Defining the qualities of an effective CMS
A modern curriculum management system allows institutions to reap immediate workflow benefits from reduced administrative time and effort, and greater automation of routine tasks that also decrease risk of input errors.
A end-to-end solution goes beyond this to enable more strategic decision-making. Rich platform functionality provides staff with the ability and time to surface actionable insights to support the development of robust, cohesive and quality curriculum.
There are several curriculum management systems in the market today but not all are created equal.
An effective CMS incorporates at least five ‘must have’ features:
- A definitive data repository: A fully-integrated data source that acts as a ‘definitive source of truth’ across the whole system, eliminating overlaps, redundancy and duplications.
- Seamless downstream integration: Curriculum data needs to feed into various institutional systems, raising challenges for software integration and data export formats. An effective CMS must provide easy downstream integration to standardise and unify curriculum data.
- Robust and flexible data model: A CMS should have the ability to hold highly-structured data, rules, and relationships in a way that is truly robust. Its mechanisms assure and validate incoming and outgoing data. At the same time, it also needs to be highly-structured to handle complex rules and relationships to provide the flexibility needed to apply the data across multiple university information systems and processes.
- Highly configurable: Flexibility also requires a configurable system that can adapt to different terminology and processes to allow the institution to retain its distinctiveness and retain a future-proof upgrade and migration path.

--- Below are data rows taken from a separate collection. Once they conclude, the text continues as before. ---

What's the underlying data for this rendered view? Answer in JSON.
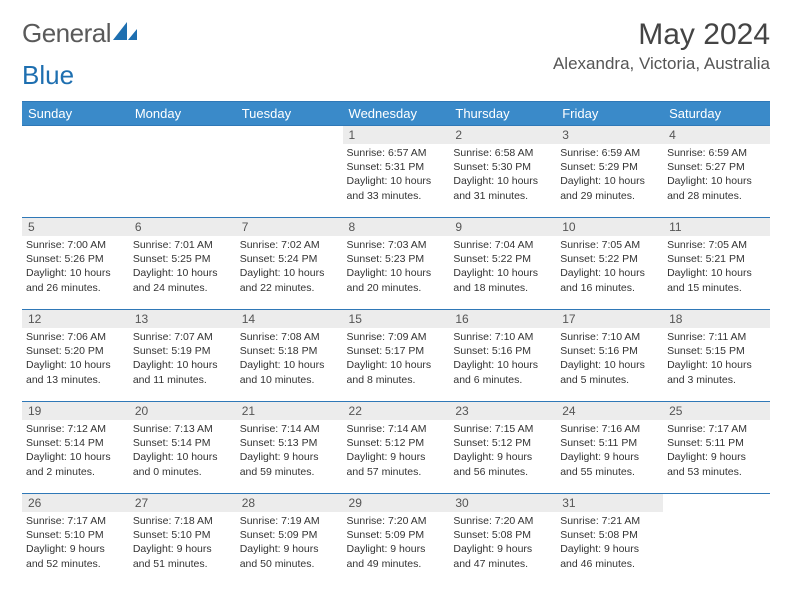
{
  "brand": {
    "word1": "General",
    "word2": "Blue"
  },
  "title": "May 2024",
  "location": "Alexandra, Victoria, Australia",
  "colors": {
    "header_bg": "#3a8ac9",
    "header_text": "#ffffff",
    "rule": "#2f78b7",
    "daynum_bg": "#ececec",
    "logo_gray": "#5a5a5a",
    "logo_blue": "#1e6fb0"
  },
  "weekdays": [
    "Sunday",
    "Monday",
    "Tuesday",
    "Wednesday",
    "Thursday",
    "Friday",
    "Saturday"
  ],
  "weeks": [
    [
      null,
      null,
      null,
      {
        "n": "1",
        "sr": "6:57 AM",
        "ss": "5:31 PM",
        "dl": "10 hours and 33 minutes."
      },
      {
        "n": "2",
        "sr": "6:58 AM",
        "ss": "5:30 PM",
        "dl": "10 hours and 31 minutes."
      },
      {
        "n": "3",
        "sr": "6:59 AM",
        "ss": "5:29 PM",
        "dl": "10 hours and 29 minutes."
      },
      {
        "n": "4",
        "sr": "6:59 AM",
        "ss": "5:27 PM",
        "dl": "10 hours and 28 minutes."
      }
    ],
    [
      {
        "n": "5",
        "sr": "7:00 AM",
        "ss": "5:26 PM",
        "dl": "10 hours and 26 minutes."
      },
      {
        "n": "6",
        "sr": "7:01 AM",
        "ss": "5:25 PM",
        "dl": "10 hours and 24 minutes."
      },
      {
        "n": "7",
        "sr": "7:02 AM",
        "ss": "5:24 PM",
        "dl": "10 hours and 22 minutes."
      },
      {
        "n": "8",
        "sr": "7:03 AM",
        "ss": "5:23 PM",
        "dl": "10 hours and 20 minutes."
      },
      {
        "n": "9",
        "sr": "7:04 AM",
        "ss": "5:22 PM",
        "dl": "10 hours and 18 minutes."
      },
      {
        "n": "10",
        "sr": "7:05 AM",
        "ss": "5:22 PM",
        "dl": "10 hours and 16 minutes."
      },
      {
        "n": "11",
        "sr": "7:05 AM",
        "ss": "5:21 PM",
        "dl": "10 hours and 15 minutes."
      }
    ],
    [
      {
        "n": "12",
        "sr": "7:06 AM",
        "ss": "5:20 PM",
        "dl": "10 hours and 13 minutes."
      },
      {
        "n": "13",
        "sr": "7:07 AM",
        "ss": "5:19 PM",
        "dl": "10 hours and 11 minutes."
      },
      {
        "n": "14",
        "sr": "7:08 AM",
        "ss": "5:18 PM",
        "dl": "10 hours and 10 minutes."
      },
      {
        "n": "15",
        "sr": "7:09 AM",
        "ss": "5:17 PM",
        "dl": "10 hours and 8 minutes."
      },
      {
        "n": "16",
        "sr": "7:10 AM",
        "ss": "5:16 PM",
        "dl": "10 hours and 6 minutes."
      },
      {
        "n": "17",
        "sr": "7:10 AM",
        "ss": "5:16 PM",
        "dl": "10 hours and 5 minutes."
      },
      {
        "n": "18",
        "sr": "7:11 AM",
        "ss": "5:15 PM",
        "dl": "10 hours and 3 minutes."
      }
    ],
    [
      {
        "n": "19",
        "sr": "7:12 AM",
        "ss": "5:14 PM",
        "dl": "10 hours and 2 minutes."
      },
      {
        "n": "20",
        "sr": "7:13 AM",
        "ss": "5:14 PM",
        "dl": "10 hours and 0 minutes."
      },
      {
        "n": "21",
        "sr": "7:14 AM",
        "ss": "5:13 PM",
        "dl": "9 hours and 59 minutes."
      },
      {
        "n": "22",
        "sr": "7:14 AM",
        "ss": "5:12 PM",
        "dl": "9 hours and 57 minutes."
      },
      {
        "n": "23",
        "sr": "7:15 AM",
        "ss": "5:12 PM",
        "dl": "9 hours and 56 minutes."
      },
      {
        "n": "24",
        "sr": "7:16 AM",
        "ss": "5:11 PM",
        "dl": "9 hours and 55 minutes."
      },
      {
        "n": "25",
        "sr": "7:17 AM",
        "ss": "5:11 PM",
        "dl": "9 hours and 53 minutes."
      }
    ],
    [
      {
        "n": "26",
        "sr": "7:17 AM",
        "ss": "5:10 PM",
        "dl": "9 hours and 52 minutes."
      },
      {
        "n": "27",
        "sr": "7:18 AM",
        "ss": "5:10 PM",
        "dl": "9 hours and 51 minutes."
      },
      {
        "n": "28",
        "sr": "7:19 AM",
        "ss": "5:09 PM",
        "dl": "9 hours and 50 minutes."
      },
      {
        "n": "29",
        "sr": "7:20 AM",
        "ss": "5:09 PM",
        "dl": "9 hours and 49 minutes."
      },
      {
        "n": "30",
        "sr": "7:20 AM",
        "ss": "5:08 PM",
        "dl": "9 hours and 47 minutes."
      },
      {
        "n": "31",
        "sr": "7:21 AM",
        "ss": "5:08 PM",
        "dl": "9 hours and 46 minutes."
      },
      null
    ]
  ],
  "labels": {
    "sunrise": "Sunrise: ",
    "sunset": "Sunset: ",
    "daylight": "Daylight: "
  }
}
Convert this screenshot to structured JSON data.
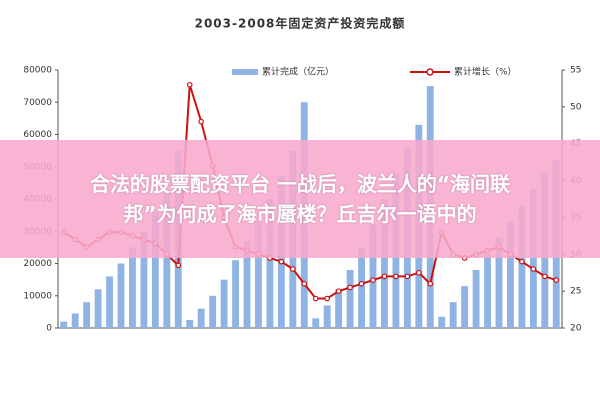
{
  "chart_data": {
    "type": "bar-line",
    "title": "2003-2008年固定资产投资完成额",
    "categories": [
      null,
      null,
      null,
      null,
      null,
      null,
      null,
      null,
      null,
      null,
      null,
      null,
      null,
      null,
      null,
      null,
      null,
      null,
      null,
      null,
      null,
      null,
      null,
      null,
      null,
      null,
      null,
      null,
      null,
      null,
      null,
      null,
      null,
      null,
      null,
      null,
      null,
      null,
      null,
      null,
      null,
      null,
      null,
      null
    ],
    "series": [
      {
        "name": "累计完成（亿元）",
        "type": "bar",
        "color": "#8fb4e3",
        "values": [
          2000,
          4500,
          8000,
          12000,
          16000,
          20000,
          25000,
          30000,
          36000,
          42000,
          55000,
          2500,
          6000,
          10000,
          15000,
          21000,
          27000,
          33000,
          40000,
          47000,
          55000,
          70000,
          3000,
          7000,
          12000,
          18000,
          25000,
          32000,
          40000,
          48000,
          56000,
          63000,
          75000,
          3500,
          8000,
          13000,
          18000,
          23000,
          28000,
          33000,
          38000,
          43000,
          48000,
          52000
        ]
      },
      {
        "name": "累计增长（%）",
        "type": "line",
        "axis": "y2",
        "color": "#cc1111",
        "values": [
          33,
          32,
          31,
          32,
          33,
          33,
          32.5,
          32,
          31.5,
          30,
          28.5,
          53,
          48,
          42,
          35,
          31,
          30.5,
          30,
          29.5,
          29,
          28,
          26,
          24,
          24,
          25,
          25.5,
          26,
          26.5,
          27,
          27,
          27,
          27.5,
          26,
          33,
          30,
          29.5,
          30,
          30.5,
          31,
          30,
          29,
          28,
          27,
          26.5
        ]
      }
    ],
    "ylim": [
      0,
      80000
    ],
    "yticks": [
      0,
      10000,
      20000,
      30000,
      40000,
      50000,
      60000,
      70000,
      80000
    ],
    "y2lim": [
      20,
      55
    ],
    "y2ticks": [
      20,
      25,
      30,
      35,
      40,
      45,
      50,
      55
    ],
    "grid": false
  },
  "banner": {
    "lines": [
      "合法的股票配资平台 一战后，波兰人的“海间联",
      "邦”为何成了海市蜃楼？丘吉尔一语中的"
    ]
  }
}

- Advanced version control: Data integrity, effective collaboration and easy system management also require that every change is tracked with a complete audit history. Users can then keep track of who has the latest version (along with what changes were made, by whom and when).
Curriculum management is a strategic enabler that, with the right system, can underpin a step-change in efficient academic operations and enable universities to compete at the highest level.
By placing the curriculum at the forefront, institutions can optimise their core business and open the door to more than just productivity gains. They benefit from richer engagement and collegiality between staff, access to critical curriculum insights that enable staff to improve its design and quality, and create more meaningful impact to the student experience.